2nd & F NE. Photo by reallyboring on Flickr.

My normal commute between work near Union Station and home in Dupont Circle is 35 minutes, doorknob to doorknob. Tuesday night, that commute came to a grinding halt just 2 blocks from my office.

As I crossed the street at 2nd and F Streets NE, an SUV pulled up to the 4-way stop. The SUV stopped at the stop sign, and I began to cross the street in the crosswalk. As I was just in front of the SUV, the driver, who’d looked down to his phone while stopped (it looked like he was texting), pulled forward full speed into a left turn, hitting me.

In the split second I had as the vehicle began to move before it hit me, I screamed and tried to jump back, but I was directly in front of the SUV, and it hit me squarely in the right leg, rolling over my right foot.

As I screamed, the driver finally looked up, saw me, and yelled “sorry!” out of his open window before continuing on his way. I was stunned.

It had all taken less than 15 seconds.

Waiting for the police

Once I got safely onto the sidewalk, I stopped, and the security guard at the nearby SEC parking garage stopped to ask me if I was okay and comment on the craziness of what had just happened. While I was in one piece, I was pretty banged up and definitely very shaken, and reached into my pocket for my cell phone to call 911.
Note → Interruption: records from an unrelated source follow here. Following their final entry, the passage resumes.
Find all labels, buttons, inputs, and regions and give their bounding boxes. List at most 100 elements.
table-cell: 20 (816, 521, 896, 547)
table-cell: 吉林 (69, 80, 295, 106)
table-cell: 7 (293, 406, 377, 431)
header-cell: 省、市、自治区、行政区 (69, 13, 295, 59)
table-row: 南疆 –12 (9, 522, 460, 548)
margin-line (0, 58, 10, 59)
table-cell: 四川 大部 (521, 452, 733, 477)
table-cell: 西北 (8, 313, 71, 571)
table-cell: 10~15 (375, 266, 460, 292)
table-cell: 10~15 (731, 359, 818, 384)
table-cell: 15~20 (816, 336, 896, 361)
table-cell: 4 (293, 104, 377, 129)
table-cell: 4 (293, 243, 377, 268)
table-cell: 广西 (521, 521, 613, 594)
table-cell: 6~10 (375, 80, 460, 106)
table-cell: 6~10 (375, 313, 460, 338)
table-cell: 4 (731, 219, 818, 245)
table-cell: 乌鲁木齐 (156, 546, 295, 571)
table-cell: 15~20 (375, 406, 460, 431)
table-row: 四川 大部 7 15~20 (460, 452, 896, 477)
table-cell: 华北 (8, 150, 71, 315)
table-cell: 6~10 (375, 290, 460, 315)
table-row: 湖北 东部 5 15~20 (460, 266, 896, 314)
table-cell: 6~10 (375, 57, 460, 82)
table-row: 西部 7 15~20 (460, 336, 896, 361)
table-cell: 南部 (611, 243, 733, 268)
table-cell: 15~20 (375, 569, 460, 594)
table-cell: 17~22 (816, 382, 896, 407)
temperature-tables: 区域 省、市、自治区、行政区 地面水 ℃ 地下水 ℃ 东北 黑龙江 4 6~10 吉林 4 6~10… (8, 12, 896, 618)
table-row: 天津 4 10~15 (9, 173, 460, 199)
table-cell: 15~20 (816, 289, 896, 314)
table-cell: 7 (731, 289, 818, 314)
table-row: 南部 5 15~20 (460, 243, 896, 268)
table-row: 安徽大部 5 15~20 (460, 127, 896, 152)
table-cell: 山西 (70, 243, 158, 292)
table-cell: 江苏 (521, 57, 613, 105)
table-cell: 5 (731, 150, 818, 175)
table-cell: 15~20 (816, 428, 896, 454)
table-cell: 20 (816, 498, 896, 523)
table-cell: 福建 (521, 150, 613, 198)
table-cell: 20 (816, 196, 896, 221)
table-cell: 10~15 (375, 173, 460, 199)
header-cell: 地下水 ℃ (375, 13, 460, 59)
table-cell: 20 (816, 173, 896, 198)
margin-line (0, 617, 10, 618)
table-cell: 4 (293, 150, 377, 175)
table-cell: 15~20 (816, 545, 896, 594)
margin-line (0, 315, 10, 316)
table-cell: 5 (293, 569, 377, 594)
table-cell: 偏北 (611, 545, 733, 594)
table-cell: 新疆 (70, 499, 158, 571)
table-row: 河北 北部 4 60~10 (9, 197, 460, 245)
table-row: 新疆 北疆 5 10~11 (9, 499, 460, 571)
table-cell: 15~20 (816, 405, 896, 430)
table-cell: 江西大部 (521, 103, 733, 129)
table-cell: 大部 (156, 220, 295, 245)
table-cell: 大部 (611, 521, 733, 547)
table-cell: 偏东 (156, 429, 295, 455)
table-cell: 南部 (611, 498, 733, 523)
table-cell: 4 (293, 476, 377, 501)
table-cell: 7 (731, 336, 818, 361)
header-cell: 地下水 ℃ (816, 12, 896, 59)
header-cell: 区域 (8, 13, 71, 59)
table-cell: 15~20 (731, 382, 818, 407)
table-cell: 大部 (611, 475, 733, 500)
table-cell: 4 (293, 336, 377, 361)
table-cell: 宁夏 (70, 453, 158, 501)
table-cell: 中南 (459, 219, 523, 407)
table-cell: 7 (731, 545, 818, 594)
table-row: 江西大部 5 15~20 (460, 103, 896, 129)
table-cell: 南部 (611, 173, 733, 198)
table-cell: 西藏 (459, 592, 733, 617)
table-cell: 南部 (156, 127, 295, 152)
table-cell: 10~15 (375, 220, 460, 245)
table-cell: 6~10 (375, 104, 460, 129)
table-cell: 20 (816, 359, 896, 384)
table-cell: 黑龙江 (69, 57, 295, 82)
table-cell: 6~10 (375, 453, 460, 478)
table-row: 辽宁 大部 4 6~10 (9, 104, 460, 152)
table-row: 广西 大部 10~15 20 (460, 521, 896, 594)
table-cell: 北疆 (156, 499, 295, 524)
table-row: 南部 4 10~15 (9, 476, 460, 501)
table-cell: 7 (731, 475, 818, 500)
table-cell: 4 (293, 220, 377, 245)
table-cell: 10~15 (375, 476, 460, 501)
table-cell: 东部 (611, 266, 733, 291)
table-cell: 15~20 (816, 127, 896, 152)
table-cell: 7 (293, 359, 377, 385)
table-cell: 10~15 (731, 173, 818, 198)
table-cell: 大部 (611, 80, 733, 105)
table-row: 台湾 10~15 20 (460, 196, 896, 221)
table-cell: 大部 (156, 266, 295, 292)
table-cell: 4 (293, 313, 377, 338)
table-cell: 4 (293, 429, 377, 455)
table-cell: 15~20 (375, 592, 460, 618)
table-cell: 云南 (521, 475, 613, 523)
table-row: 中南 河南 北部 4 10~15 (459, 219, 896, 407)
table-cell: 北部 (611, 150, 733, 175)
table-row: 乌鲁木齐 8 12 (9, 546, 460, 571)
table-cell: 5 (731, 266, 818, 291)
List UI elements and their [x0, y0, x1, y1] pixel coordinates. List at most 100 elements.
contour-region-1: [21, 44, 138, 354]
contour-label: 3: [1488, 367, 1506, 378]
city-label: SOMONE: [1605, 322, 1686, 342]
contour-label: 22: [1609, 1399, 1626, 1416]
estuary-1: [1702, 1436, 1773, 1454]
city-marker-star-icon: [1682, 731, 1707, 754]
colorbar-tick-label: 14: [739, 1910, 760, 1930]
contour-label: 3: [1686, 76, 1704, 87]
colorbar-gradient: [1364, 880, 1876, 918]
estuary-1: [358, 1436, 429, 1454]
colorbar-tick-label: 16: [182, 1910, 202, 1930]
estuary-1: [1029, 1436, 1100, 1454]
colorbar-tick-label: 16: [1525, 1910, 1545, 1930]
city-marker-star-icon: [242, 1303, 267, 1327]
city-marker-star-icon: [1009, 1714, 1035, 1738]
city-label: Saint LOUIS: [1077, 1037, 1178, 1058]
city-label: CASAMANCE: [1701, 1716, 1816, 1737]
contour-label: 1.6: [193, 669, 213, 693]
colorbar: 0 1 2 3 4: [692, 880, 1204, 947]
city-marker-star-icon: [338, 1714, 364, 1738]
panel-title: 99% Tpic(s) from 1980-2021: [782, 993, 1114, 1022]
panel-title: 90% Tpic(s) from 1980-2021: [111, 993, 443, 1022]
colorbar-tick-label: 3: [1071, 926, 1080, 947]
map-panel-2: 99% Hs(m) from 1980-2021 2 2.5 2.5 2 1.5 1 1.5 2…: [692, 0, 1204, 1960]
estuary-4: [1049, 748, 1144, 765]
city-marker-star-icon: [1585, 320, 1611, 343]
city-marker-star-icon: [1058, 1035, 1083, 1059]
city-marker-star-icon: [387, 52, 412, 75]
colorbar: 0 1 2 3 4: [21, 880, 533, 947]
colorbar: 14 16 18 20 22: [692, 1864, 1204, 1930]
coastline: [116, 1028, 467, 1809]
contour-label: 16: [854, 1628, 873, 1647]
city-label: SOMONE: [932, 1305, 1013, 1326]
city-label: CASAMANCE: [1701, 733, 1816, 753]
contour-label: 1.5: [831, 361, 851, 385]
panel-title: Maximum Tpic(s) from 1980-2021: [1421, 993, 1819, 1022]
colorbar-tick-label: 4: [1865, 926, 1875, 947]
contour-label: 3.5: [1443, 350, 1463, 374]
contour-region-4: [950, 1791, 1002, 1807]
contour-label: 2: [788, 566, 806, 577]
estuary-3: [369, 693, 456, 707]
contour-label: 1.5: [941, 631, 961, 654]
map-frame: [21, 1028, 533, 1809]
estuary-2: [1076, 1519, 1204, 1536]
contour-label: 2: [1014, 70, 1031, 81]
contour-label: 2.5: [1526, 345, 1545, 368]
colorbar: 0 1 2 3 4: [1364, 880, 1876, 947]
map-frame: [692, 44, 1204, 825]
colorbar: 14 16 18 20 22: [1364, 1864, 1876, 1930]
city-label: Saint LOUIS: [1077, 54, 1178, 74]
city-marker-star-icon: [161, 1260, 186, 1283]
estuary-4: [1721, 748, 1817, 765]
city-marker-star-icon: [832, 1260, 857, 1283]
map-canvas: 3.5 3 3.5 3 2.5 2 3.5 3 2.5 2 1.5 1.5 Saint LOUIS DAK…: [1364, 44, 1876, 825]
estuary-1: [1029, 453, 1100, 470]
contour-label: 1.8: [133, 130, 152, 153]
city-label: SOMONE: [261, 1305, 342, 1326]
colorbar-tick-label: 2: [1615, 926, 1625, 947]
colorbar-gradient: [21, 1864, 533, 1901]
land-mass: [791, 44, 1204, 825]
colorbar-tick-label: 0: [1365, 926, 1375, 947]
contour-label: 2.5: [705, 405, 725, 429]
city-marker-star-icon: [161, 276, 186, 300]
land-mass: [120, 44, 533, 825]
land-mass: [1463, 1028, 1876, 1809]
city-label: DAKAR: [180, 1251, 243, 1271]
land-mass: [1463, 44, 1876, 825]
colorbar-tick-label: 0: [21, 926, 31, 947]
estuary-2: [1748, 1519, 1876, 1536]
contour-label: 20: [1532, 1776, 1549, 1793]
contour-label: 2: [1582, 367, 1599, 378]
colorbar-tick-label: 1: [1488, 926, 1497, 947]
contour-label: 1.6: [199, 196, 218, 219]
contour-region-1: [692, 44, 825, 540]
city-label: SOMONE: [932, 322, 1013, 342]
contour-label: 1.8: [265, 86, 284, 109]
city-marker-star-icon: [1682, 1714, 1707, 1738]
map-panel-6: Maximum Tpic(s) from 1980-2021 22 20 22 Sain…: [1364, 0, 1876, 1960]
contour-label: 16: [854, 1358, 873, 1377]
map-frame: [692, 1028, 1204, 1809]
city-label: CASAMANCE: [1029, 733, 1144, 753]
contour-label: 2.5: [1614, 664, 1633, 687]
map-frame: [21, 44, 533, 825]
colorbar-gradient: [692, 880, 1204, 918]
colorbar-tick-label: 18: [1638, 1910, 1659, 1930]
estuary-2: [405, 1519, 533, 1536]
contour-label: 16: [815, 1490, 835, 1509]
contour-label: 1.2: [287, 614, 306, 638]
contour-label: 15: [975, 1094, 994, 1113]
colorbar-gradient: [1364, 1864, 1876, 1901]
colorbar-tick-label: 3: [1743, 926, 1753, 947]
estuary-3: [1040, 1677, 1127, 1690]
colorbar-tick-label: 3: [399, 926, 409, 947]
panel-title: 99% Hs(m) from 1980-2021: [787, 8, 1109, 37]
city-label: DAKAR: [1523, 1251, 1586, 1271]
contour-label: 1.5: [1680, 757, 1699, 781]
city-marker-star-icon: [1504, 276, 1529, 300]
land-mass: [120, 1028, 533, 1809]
It felt odd to me to call 911 when nothing was on fire and nobody was bleeding or in imminent danger, but as the security guard pointed out, I’d just been involved in a hit-and-run traffic collision.

Nonetheless, I gave the 911 operator my first name (they did not ask for my last name) and location, explained what happened, declined an ambulance, and was told that the next available unit would be on their way to me shortly. I hung up as a good samaritan came up to ask me if I was okay, and another security guard ushered me into the Securities and Exchange Commission building lobby to wait.


Collision diagram by the author.


Once I was settled inside on a bench, I called my significant other, Kian, to let him know that I’d be late getting home, and he insisted on coming from Dupont to meet me and help me get home once I was done with the police.

Once I hung up with Kian, building security suggested I call 911 again — they were very concerned no officer had responded yet. Kian arrived (via Metro) 25 minutes after I called him, but still no MPD officer had arrived.

The security guards in the building took down my information to let their supervisor know what was going on, and told me that there was a security camera on the corner of the building that might have had an angle to catch the whole thing on tape. They’d be happy to work with MPD to provide the tape.

10 minutes or so after Kian arrived (thanks to Twitter and call logs on our cell phones, I have the timing recorded), we called 911 for a third time. It had been an hour since my first call. They seemed to have no record of our earlier calls, but assured us that this was a priority and that a unit would arrive soon.

80 minutes after the collision, Capitol Police arrived on the scene. The responding officer explained that they’d heard it come in over the radio, and decided to respond. The Capitol Police officer took my full report, spoke to the security guard who’d been an eyewitness, and explained to me that Capitol Police would now have officers canvassing the area on the lookout for the vehicle, but since it had been over an hour, that it probably wasn’t in the area any longer.

20 minutes after Capitol Police arrived, and as they’re nearly finished writing the report, an MPD unit arrived, explaining that they’d been dispatched from the other side of the city, because of something going on downtown occupying all of the units in the area. The officer asked me to explain what had happened yet again, even though they ended up letting Capitol Police file the report.

Bad intersection?

About 30 minutes after the accident, waiting for MPD, I logged into Twitter on my phone. Many, many people on Twitter expressed their sympathy and kind thoughts (thank you!). As the discussion progressed, several people expressed frustration with that very intersection:


I’ve definitely noticed on my daily commute lots of drivers blowing through the intersection with a rolling stop, or occasionally no stop at all.

A serious reminder

I’m sore and bruised from the collision, but otherwise I am okay. I’m incredibly grateful for that, and for all of the kind people around me who helped me after the accident, like the good Samaritan and the building security at the SEC.

But as a smart growth and complete streets advocate by day, this experience was a serious reminder that our work for more walkable, bikeable, livable streets for everyone in our communities is far from complete. Even in a place like DC that does so many things right when it comes to transportation and planning, there’s more work to do, even at the most basic level.

It’s easy to get wound up in rhetoric about “us vs. them”, the “war on cars”, and so many other issues that we write and read about every day here. We’ve all been guilty of this from time to time. But when we step back, can’t we all agree that cars, bicycles, and most especially, pedestrians, should all have a safe place on our streets? Washington is a great place to live, but we still have a long way to go to make it greater.

Let’s do it for the kids in the daycare down the street from this intersection. For our elderly neighbors who can’t get around as well anymore. For our children biking to school. From driver to cyclist to pedestrian, everyone benefits from a street that’s safe and welcoming for all users.